Autre (Racisme)

AUTRE

 

« On peut découvrir les autres en soi, se rendre compte de ce qu’on n’est pas une substance homogène, et radicalement étrangère à tout ce qui n’est pas soi : je est un autre. Mais les autres sont des je aussi : des sujets comme moi, que seul mon point de vue, pour lequel tous sont là-bas et je suis seul ici, sépare et distingue vraiment de moi. Je peux concevoir ces autres comme une abstraction, comme une instance de la configuration psychique de tout individu, comme l’Autre, l’autre ou autrui par rapport au moi ; ou bien comme un groupe social concret auquel nous n’appartenons pas. Ce groupe à son tour peut être intérieur à la société : les femmes pour les hommes, les riches pour les pauvres, les fous pour les « normaux » ; ou lui être extérieur, une autre société donc, qui sera, selon les cas, proche ou lointaine : des êtres que tout rapproche de nous sur le plan culturel, moral, historique ; ou bien les inconnus, des étrangers dont je ne comprends ni la langue ni les coutumes, si étrangers que j’hésite, à la limite, à reconnaître notre appartenance commune à une même espèce. »

Tzvetan Todorov,

La Conquête de l’Amérique

La question de l’autre,

Seuil, 1982, p. 11.

 

Article extrait du livre de Lydia Flem, Le Racisme, M.A. éd, préface de Léon Poliakov, 1985 (épuisé).

 

 

 

 

 

« La difficulté d’être un être humain reste entière et inchangée : condamné à l’altérité, à la différenciation sexuelle, à la mort ».

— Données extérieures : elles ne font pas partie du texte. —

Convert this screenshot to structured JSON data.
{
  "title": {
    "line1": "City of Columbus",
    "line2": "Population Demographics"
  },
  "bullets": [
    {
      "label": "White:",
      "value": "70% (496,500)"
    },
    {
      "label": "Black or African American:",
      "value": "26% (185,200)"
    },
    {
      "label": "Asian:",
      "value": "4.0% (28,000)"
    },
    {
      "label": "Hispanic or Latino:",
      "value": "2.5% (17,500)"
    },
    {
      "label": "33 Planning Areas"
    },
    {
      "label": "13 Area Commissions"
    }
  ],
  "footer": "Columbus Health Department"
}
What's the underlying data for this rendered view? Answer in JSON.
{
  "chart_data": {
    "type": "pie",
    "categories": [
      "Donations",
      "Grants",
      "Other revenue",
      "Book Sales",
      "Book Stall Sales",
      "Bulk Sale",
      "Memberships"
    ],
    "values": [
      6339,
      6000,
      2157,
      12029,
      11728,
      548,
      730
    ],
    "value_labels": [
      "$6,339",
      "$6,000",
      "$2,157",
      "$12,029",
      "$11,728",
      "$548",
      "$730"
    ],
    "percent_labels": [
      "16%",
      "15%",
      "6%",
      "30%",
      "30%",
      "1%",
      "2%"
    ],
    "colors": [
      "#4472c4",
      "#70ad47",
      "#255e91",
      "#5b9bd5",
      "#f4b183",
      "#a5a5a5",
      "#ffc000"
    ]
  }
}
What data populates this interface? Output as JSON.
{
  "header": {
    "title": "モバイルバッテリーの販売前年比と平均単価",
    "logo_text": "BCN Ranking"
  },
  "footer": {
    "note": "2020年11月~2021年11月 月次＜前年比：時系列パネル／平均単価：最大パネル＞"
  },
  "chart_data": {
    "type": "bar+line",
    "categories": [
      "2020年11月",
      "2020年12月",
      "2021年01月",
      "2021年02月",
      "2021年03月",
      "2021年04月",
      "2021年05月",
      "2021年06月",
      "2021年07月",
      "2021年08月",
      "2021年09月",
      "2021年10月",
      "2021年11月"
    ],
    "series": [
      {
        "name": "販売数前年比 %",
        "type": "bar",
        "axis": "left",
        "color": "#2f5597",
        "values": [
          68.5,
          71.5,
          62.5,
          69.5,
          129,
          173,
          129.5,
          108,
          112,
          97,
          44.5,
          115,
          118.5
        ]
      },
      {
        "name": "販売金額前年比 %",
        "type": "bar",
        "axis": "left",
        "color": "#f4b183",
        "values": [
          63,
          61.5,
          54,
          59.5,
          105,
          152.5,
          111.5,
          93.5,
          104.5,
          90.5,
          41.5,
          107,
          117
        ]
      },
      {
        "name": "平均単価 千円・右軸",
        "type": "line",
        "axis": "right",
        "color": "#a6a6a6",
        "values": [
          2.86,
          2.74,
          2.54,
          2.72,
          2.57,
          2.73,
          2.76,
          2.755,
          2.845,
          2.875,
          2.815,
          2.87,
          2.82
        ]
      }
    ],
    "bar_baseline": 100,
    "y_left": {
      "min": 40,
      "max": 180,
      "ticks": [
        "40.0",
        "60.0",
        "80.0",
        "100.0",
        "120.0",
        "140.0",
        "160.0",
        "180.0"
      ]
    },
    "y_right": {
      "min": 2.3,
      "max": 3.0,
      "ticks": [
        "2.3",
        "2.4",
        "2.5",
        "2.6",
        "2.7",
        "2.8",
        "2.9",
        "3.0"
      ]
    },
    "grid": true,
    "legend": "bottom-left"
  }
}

Entretien avec Joyce Mc Dougall,

In Nouvelle Revue de Psychanalyse.

29, 1984, p. 135.

 

 

 

 

L’autre est-il un dieu ou une bête ?

« Dans les grandes Antilles, quelques années après la découverte de l’Amérique, pendant que les Espagnols envoyaient des commissions d’enquête pour rechercher si les indigènes avaient ou non une âme, ces derniers s’employaient à immerger des blancs prisonniers, afin de vérifier, par une surveillance prolongée, si leur cadavre était ou non sujet à putréfaction. Cette anecdote à la fois baroque et tragique qui illustre bien le paradoxe du relativisme culturel ».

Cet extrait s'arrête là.